“Come on.” She pulls me to her bed and sprawls out beside
me, running her hand through my hair. “You can talk about it if you want.”
“What’s there to say?”
“I don’t know. We could just talk about them.”
“Whatever.”
She gives me a stern look but doesn’t chastise me other than
that. “Remember when Gran died and I couldn’t leave the house for two weeks?”

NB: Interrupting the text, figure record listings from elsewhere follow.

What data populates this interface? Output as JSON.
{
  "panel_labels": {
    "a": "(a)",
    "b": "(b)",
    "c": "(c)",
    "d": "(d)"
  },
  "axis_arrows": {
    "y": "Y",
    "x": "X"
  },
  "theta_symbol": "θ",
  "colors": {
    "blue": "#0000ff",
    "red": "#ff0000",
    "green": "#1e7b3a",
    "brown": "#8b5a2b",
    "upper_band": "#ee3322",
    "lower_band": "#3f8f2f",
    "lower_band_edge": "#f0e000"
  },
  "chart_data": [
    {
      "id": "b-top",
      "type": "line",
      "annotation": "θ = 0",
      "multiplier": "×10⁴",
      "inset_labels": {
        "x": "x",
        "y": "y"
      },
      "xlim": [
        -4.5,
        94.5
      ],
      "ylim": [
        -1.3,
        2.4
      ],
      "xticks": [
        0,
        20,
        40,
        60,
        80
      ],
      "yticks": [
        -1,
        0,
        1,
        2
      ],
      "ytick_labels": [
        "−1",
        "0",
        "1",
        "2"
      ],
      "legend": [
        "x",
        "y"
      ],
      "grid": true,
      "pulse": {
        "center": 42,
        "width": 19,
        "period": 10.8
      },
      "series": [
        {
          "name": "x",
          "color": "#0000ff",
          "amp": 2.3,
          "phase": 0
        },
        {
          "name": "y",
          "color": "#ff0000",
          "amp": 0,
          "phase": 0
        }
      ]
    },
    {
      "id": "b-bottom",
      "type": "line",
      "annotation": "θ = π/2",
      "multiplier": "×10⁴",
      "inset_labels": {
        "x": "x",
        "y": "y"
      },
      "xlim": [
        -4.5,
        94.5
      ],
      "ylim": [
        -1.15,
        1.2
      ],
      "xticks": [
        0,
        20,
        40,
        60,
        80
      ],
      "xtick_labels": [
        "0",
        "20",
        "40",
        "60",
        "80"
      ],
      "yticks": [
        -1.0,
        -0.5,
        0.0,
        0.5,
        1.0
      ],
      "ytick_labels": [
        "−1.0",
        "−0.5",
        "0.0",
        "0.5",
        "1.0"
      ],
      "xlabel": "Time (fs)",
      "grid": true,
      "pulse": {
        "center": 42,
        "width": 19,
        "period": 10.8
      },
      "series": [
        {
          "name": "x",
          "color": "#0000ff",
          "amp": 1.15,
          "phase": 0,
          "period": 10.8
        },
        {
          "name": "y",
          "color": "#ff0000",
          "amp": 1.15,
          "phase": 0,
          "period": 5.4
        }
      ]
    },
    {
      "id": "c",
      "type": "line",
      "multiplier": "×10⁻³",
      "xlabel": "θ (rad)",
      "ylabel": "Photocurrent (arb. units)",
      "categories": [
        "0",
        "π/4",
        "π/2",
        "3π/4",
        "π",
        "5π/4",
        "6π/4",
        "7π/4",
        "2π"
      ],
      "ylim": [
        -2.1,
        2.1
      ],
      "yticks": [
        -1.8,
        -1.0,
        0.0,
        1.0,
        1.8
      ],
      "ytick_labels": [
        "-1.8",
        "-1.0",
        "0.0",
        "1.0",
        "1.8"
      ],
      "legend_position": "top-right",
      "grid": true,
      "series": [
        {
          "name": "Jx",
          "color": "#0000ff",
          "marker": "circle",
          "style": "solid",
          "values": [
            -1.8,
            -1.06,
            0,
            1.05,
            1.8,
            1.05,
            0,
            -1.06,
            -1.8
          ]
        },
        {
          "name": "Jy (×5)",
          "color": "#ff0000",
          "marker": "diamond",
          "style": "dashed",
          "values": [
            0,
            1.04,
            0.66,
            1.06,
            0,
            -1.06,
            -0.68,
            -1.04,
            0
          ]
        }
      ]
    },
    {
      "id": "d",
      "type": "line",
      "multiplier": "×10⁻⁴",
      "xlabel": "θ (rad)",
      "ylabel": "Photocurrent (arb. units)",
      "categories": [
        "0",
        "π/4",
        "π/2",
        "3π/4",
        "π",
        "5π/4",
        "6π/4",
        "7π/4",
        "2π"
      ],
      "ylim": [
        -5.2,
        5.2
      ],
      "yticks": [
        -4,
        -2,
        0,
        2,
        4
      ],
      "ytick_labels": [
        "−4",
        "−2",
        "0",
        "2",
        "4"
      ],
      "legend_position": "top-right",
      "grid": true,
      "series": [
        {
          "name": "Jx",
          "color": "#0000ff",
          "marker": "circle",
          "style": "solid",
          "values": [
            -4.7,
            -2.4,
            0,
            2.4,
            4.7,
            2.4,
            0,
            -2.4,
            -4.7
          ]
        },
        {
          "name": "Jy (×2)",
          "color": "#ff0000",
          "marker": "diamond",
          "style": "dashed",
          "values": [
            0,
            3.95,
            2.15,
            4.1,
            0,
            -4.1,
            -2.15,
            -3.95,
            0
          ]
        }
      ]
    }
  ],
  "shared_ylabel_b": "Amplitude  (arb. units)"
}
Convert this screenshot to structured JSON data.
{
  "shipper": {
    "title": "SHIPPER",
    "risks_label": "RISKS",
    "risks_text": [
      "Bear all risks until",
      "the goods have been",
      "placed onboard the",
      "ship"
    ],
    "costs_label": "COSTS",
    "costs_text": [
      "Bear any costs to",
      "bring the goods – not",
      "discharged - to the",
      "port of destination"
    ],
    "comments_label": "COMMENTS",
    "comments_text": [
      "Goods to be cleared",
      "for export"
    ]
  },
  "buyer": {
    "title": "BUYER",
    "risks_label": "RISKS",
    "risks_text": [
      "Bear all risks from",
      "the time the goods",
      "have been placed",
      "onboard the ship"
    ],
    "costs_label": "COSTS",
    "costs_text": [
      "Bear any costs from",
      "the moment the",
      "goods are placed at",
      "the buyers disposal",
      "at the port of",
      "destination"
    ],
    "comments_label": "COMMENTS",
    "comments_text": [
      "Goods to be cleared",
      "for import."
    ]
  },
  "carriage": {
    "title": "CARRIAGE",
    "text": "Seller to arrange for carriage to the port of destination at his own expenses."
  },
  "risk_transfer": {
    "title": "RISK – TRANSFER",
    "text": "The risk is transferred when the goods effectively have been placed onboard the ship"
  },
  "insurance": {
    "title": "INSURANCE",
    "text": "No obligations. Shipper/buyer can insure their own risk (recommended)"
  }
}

“Yes, I missed you so much. And you had already cut your
outdoor playing in half once Gran really got sick. That was rough. And you were
so sad. I had no idea what to say.”
“You said all the right things.”
“I did?”
“Yeah. You reminded me about all the fun things we did together:
how she would make us playdough and those Jell-O popsicles, and how she’d walk
us to the park but let us ride a street ahead. I just needed to be reminded that
I didn’t miss out on anything. I had all these great memories. And, Edward, you
have great memories of your parents. Things will be different now, but they were happy.”
“They were. I miss it. The laughter and silliness. My mom’s
constant eye rolling and her way of getting Dad to shut up when he was boring
us at the dinner table. ‘Carlisle, pass the—‘”
“’Peas.’ It took me forever to figure that out. There were
not always peas on that table. They’re such dorks, if you think about it.”
“No, they had their own language.”
“Yeah, it’s sweet.”
“You are so nice,” I say, pulling her hands from my hair and
tucking them into my chest.
“I just care.”
“I know. I’m so glad.” I reach out to stroke her cheek, and
she leans toward me, kissing me and collapsing into my shoulder. I wrap her in
my arms and squeeze her tight. “Let’s never give up, okay?”
“Deal,” she says, kissing my chest and snuggling against me.